Вошел мужчина в ситцевой в горошинку рубашке, с небольшой русой бородкой, росшей почему-то немного вбок. Он был в очень возбужденном состоянии. Покосился на Котовского, как бы взвешивая, опасаться ли постороннего человека, и, не сказав даже «здравствуйте», закричал:

— Продали! Продали нас, собаки!

— Садись, Василий, да говори толком. Какая польза от крику? Кто продал? И если продал — почем?
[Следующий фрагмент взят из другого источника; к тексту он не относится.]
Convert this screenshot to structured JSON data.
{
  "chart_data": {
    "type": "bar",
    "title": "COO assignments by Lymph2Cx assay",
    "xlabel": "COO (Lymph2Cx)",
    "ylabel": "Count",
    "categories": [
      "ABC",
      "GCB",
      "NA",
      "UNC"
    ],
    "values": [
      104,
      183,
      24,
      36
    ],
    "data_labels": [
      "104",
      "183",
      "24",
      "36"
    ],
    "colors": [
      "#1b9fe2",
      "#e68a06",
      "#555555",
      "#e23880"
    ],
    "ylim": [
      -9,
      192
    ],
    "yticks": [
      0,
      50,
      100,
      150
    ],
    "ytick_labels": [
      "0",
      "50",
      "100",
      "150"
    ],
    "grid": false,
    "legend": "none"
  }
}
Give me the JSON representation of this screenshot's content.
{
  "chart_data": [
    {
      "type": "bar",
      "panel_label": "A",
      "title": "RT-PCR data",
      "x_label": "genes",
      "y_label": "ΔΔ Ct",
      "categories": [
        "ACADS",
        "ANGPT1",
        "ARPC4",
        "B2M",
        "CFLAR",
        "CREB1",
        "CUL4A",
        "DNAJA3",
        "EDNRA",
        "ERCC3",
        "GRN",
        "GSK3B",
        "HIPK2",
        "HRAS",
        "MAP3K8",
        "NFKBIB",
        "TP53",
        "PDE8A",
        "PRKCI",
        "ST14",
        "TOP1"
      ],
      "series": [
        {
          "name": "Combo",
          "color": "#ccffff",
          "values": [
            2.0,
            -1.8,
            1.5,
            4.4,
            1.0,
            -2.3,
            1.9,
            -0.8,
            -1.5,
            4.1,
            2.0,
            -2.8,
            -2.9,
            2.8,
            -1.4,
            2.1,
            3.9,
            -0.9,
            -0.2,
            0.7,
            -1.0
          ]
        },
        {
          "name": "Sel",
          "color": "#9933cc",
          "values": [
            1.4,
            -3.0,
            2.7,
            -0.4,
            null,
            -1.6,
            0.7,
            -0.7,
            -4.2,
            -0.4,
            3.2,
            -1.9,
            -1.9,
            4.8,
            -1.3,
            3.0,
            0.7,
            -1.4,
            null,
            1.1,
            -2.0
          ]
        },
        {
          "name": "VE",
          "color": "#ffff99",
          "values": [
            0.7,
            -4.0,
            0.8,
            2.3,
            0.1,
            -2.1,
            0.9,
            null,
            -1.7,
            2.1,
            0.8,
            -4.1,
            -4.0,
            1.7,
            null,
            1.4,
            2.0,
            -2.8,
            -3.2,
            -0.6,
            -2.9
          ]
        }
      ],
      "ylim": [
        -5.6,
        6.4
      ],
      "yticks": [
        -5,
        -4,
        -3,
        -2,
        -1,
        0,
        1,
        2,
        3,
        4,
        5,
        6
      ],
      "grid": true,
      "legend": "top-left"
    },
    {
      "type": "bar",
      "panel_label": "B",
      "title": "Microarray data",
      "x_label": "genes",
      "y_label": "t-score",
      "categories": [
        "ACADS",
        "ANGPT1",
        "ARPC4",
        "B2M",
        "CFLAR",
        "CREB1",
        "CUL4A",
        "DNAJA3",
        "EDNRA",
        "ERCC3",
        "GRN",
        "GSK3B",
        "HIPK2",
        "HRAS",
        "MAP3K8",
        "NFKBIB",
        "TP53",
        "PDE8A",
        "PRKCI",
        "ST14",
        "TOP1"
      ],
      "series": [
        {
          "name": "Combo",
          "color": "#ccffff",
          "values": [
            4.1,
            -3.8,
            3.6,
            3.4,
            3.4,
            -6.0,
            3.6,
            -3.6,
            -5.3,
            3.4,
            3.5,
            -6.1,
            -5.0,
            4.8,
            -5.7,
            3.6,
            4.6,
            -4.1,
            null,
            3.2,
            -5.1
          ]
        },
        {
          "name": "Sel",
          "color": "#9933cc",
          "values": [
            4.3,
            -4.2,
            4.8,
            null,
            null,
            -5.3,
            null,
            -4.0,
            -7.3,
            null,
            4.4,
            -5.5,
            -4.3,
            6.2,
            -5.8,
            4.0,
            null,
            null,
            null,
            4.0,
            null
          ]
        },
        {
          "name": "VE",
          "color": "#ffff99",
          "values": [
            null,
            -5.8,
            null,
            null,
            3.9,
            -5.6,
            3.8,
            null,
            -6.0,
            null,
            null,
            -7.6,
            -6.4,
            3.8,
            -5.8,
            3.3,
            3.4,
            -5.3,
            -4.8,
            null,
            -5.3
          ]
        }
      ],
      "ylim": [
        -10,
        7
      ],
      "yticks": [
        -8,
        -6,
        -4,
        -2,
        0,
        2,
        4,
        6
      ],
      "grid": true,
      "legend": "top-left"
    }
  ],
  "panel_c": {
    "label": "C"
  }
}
— Хозяин продал. Идельман. Набрал к себе новых рабочих. «А вы, говорит, бунтовщики-забастовщики, можете убираться на все четыре стороны, вы мне не нужны».

— Как так не нужны?

— Очень просто.

— Здорово!

Иван Павлович как нарезал хлеб, так и сел с ножом в руках на табурет, сел и молчит, ошеломило его известие. Молчит и оглядывается на жену: слышала или не слышала? Зачем раньше времени ее огорчать?

— Ты тут питайся, — сказал Маркелов гостю. — Ешь все, ничего не оставляй. Чай пей. Сахару у нас нет, но ничего, можно и без сахару. И ночевать оставайся, место найдется. Пошли, Василий. Надо немедля в стачечный комитет. Не нужны! Как это так не нужны? Как это так на все четыре стороны?

Котовский совестился есть. Люди сами голодают, а впереди их ждут еще более горькие дни. Жена Маркелова приготовила чай, поставила на стол чашку.

— Кушайте, — сказала она.

Голос у нее был отсутствующий. Говорила, а сама не думала, что говорит.